Wednesday, August 27, 2008
I sit on a cliff top overlooking the ocean, an arbutus tree behind me. From a small satchel I pull out some sage, bound together in a small bundle, and I place this on the ground before me. I light this with a wooden match and as the smoke from the sage rises, I become heady with the scent of nature. As I use the sage to smudge myself; allowing the smoke to carry any negative energy away, I say my prayers and open my heart.
It is in the instant that I know that my life is both vast and insignificant at the same time.
Creator holds me in the palm of a great and loving hand as I close my eyes and let the mist from the ocean wash my mind and body clean. I become one with the Earth and She shares with me her rich and powerful energy. I begin to drum in rhythm to the beating heart of Earth. My Spirit flies free and I know the possibilities of pure love. I know I will be provided with all I require and I am blessed by this knowing. Gone from my heart are stress and worry, replaced by faith and peace. It is my faith that carries me ever farther along my spiritual journey to a place of bliss; to a place of compassion.

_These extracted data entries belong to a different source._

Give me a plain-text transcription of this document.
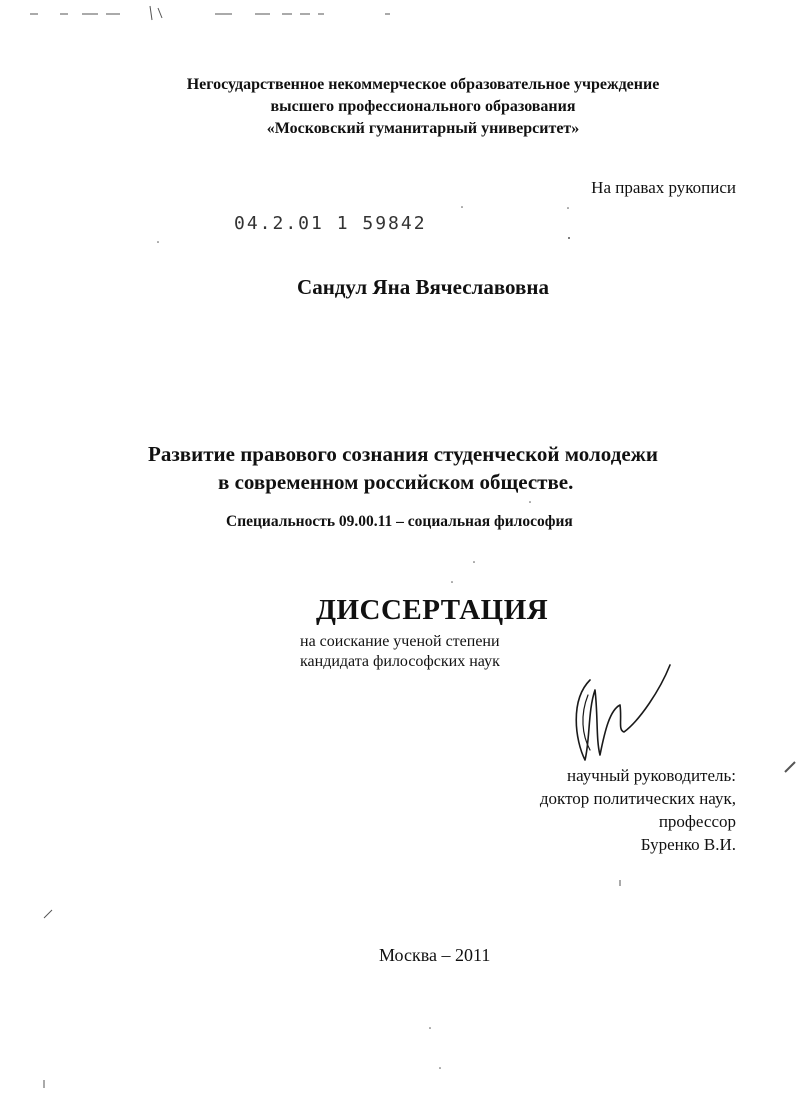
Негосударственное некоммерческое образовательное учреждение
высшего профессионального образования
«Московский гуманитарный университет»
На правах рукописи
04.2.01 1 59842
Сандул Яна Вячеславовна
Развитие правового сознания студенческой молодежи
в современном российском обществе.
Специальность 09.00.11 – социальная философия
ДИССЕРТАЦИЯ
на соискание ученой степени
кандидата философских наук
научный руководитель:
доктор политических наук,
профессор
Буренко В.И.
Москва – 2011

I open my eyes and see the sun peeking out from behind the clouds. I hear the call of the seagulls and smell the fresh ocean air. I am not separate from these creations of nature, as my senses remind me. I AM nature; with Creator protecting me from above and Earth supporting me from below.
As I arise to return home my eyes fall upon the debris left behind by my people and I am compelled to pick up what does not belong; a small offering to this Earth and to the Creator who holds me. I am listening to the voice of Spirit as my Ancestors once did and I know I belong here. All else falls away in these moments and I simply am. I am simply Spirit.
When I know compassion I know the face of God...it is reflected in those I look upon, reflected in my touch and in my heart.
Upon the cliff I access this place, this compassion, each time longer then the time before. It matters that I try, that we all try.